Roger Farmer used to have a blogging style that was a bit...abstruse.
Well, no more.
Here is Farmer on the "All models are wrong" dodge:
I have lost count of the number of times I have heard students and faculty repeat the idea in seminars, that “all models are wrong”. This aphorism, attributed to George Box, is the battle cry of the Minnesota calibrator...
Of course all models are wrong. That is trivially true: it is the definition of a model. But the cry has been used for three decades to poke fun at attempts to use serious econometric methods to analyze time series data.For good measure, he includes the following picture, which I am just going to steal because it's so awesome:
Time series methods were inconvenient to the nascent Real Business Cycle Program that Ed pioneered because the models that he favored were, and still are, overwhelmingly rejected by the facts. That is inconvenient.
Ed’s response was pure genius. If the model and the data are in conflict, the data must be wrong...His response was not only to reformulate the theory, but also to reformulate the way in which that theory was to be judged. In a puff of calibrator’s smoke, the history of time series econometrics was relegated to the dustbin of history...And here is Farmer on the H-P Filter:
How did Ed achieve this remarkable feat of prestidigitation? First, he argued that we should focus on a small subset of the properties of the data...
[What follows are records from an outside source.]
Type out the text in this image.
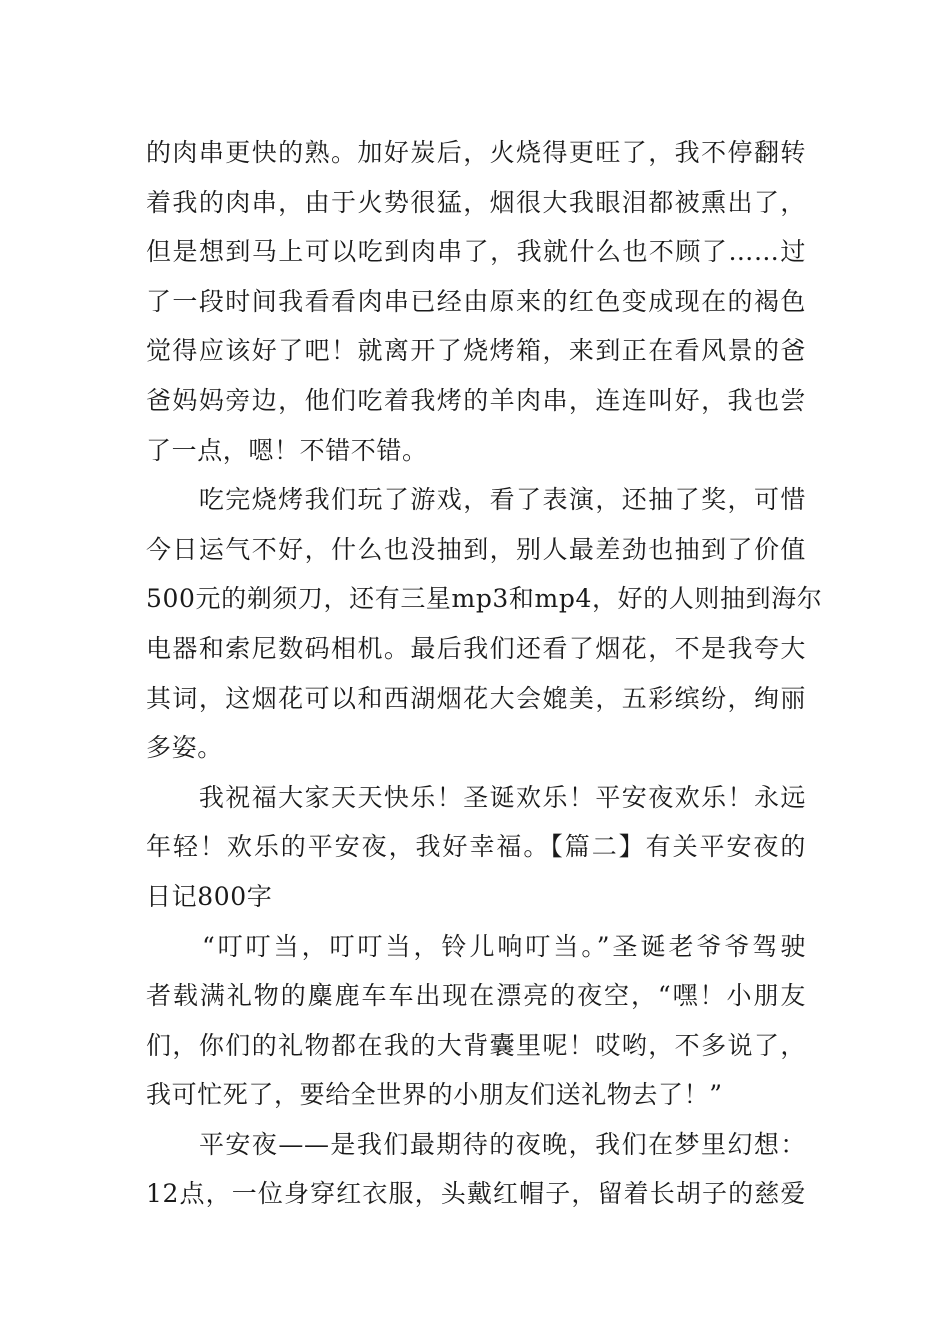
的肉串更快的熟。加好炭后，火烧得更旺了，我不停翻转
着我的肉串，由于火势很猛，烟很大我眼泪都被熏出了，
但是想到马上可以吃到肉串了，我就什么也不顾了……过
了一段时间我看看肉串已经由原来的红色变成现在的褐色
觉得应该好了吧！就离开了烧烤箱，来到正在看风景的爸
爸妈妈旁边，他们吃着我烤的羊肉串，连连叫好，我也尝
了一点，嗯！不错不错。
　　吃完烧烤我们玩了游戏，看了表演，还抽了奖，可惜
今日运气不好，什么也没抽到，别人最差劲也抽到了价值
500元的剃须刀，还有三星mp3和mp4，好的人则抽到海尔
电器和索尼数码相机。最后我们还看了烟花，不是我夸大
其词，这烟花可以和西湖烟花大会媲美，五彩缤纷，绚丽
多姿。
　　我祝福大家天天快乐！圣诞欢乐！平安夜欢乐！永远
年轻！欢乐的平安夜，我好幸福。【篇二】有关平安夜的
日记800字
　　“叮叮当，叮叮当，铃儿响叮当。”圣诞老爷爷驾驶
者载满礼物的麋鹿车车出现在漂亮的夜空，“嘿！小朋友
们，你们的礼物都在我的大背囊里呢！哎哟，不多说了，
我可忙死了，要给全世界的小朋友们送礼物去了！”
　　平安夜——是我们最期待的夜晚，我们在梦里幻想：
12点，一位身穿红衣服，头戴红帽子，留着长胡子的慈爱
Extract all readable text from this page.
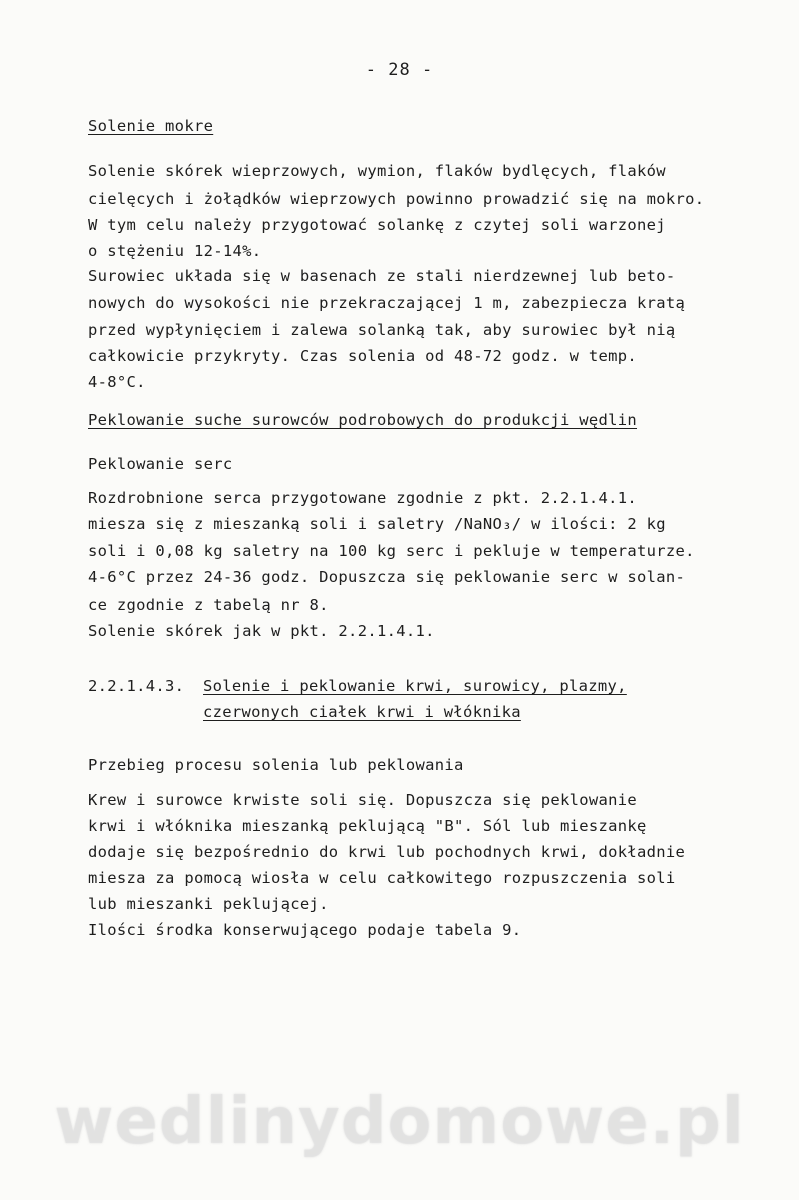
- 28 -
Solenie mokre
Solenie skórek wieprzowych, wymion, flaków bydlęcych, flaków
cielęcych i żołądków wieprzowych powinno prowadzić się na mokro.
W tym celu należy przygotować solankę z czytej soli warzonej
o stężeniu 12-14%.
Surowiec układa się w basenach ze stali nierdzewnej lub beto-
nowych do wysokości nie przekraczającej 1 m, zabezpiecza kratą
przed wypłynięciem i zalewa solanką tak, aby surowiec był nią
całkowicie przykryty. Czas solenia od 48-72 godz. w temp.
4-8°C.
Peklowanie suche surowców podrobowych do produkcji wędlin
Peklowanie serc
Rozdrobnione serca przygotowane zgodnie z pkt. 2.2.1.4.1.
miesza się z mieszanką soli i saletry /NaNO₃/ w ilości: 2 kg
soli i 0,08 kg saletry na 100 kg serc i pekluje w temperaturze.
4-6°C przez 24-36 godz. Dopuszcza się peklowanie serc w solan-
ce zgodnie z tabelą nr 8.
Solenie skórek jak w pkt. 2.2.1.4.1.
2.2.1.4.3. Solenie i peklowanie krwi, surowicy, plazmy,
czerwonych ciałek krwi i włóknika
Przebieg procesu solenia lub peklowania
Krew i surowce krwiste soli się. Dopuszcza się peklowanie
krwi i włóknika mieszanką peklującą "B". Sól lub mieszankę
dodaje się bezpośrednio do krwi lub pochodnych krwi, dokładnie
miesza za pomocą wiosła w celu całkowitego rozpuszczenia soli
lub mieszanki peklującej.
Ilości środka konserwującego podaje tabela 9.
wedlinydomowe.pl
Ed argued that the trends in time series are a nuisance if we are interested in understanding business cycles...
After removing trends, Ed was left with the wiggles. He proposed that we should evaluate our economic theories of business cycles by how well they explain co-movements among the wiggles. When his theory failed to clear the 8ft hurdle of the Olympic high jump, he lowered the bar to 5ft and persuaded us all that leaping over this high school bar was a success.And here is Farmer on the whole dang post-RBC trend-and-cycle macro paradigm:
By accepting the neo-classical synthesis, Keynesian economists had agreed to play by real business cycle rules. They both accepted that the economy is a self-stabilizing system that, left to itself, would gravitate back to the unique natural rate of unemployment. And for this reason, the Keynesians agreed to play by Ed’s rules. They filtered the data and set the bar at the high school level.
We don't have to play by Ed's rules. We can use the methods developed by Rob Engle and Clive Granger as I have done here. Once we allow aggregate demand to influence permanently the unemployment rate, the data do not look kindly on either real business cycle models or on the new-Keynesian approach. It's time to get serious about macroeconomic science and put back the Olympic bar.Dang, Farmer is breathing fire!! This brings me back to the good ol' days of 2011, when the Macro Wars raged in blog-land...
Anyway, Farmer seems totally right about the arbitrariness of the H-P filter and the very very very low height of the empirical hurdle represented by calibration + moment-matching.
It's also very interesting to see someone finally standing up for the idea of non-self-correcting recessions. The whole idea that "trend" and "cycle" are totally independent phenomena always seemed kind of bogus to me, especially in light of evidence like the Mankiw & Campbell "unit root in GDP" paper.
But here's the really cool thing about Farmer's attack on standard macro: it's coming from a real live macroeconomist. Most macro-bloggers I know of are either outsiders (Krugman, DeLong, etc.) or insiders who defend the dominant paradigm (Williamson, House, Wren-Lewis sort of), or nice folks who don't generally get in blogfights (Kimball). It's highly unusual to see a high-level, respected business cycle theorist come out swinging against the conventional macro wisdom.
Anyway, I'll be excited to see who responds!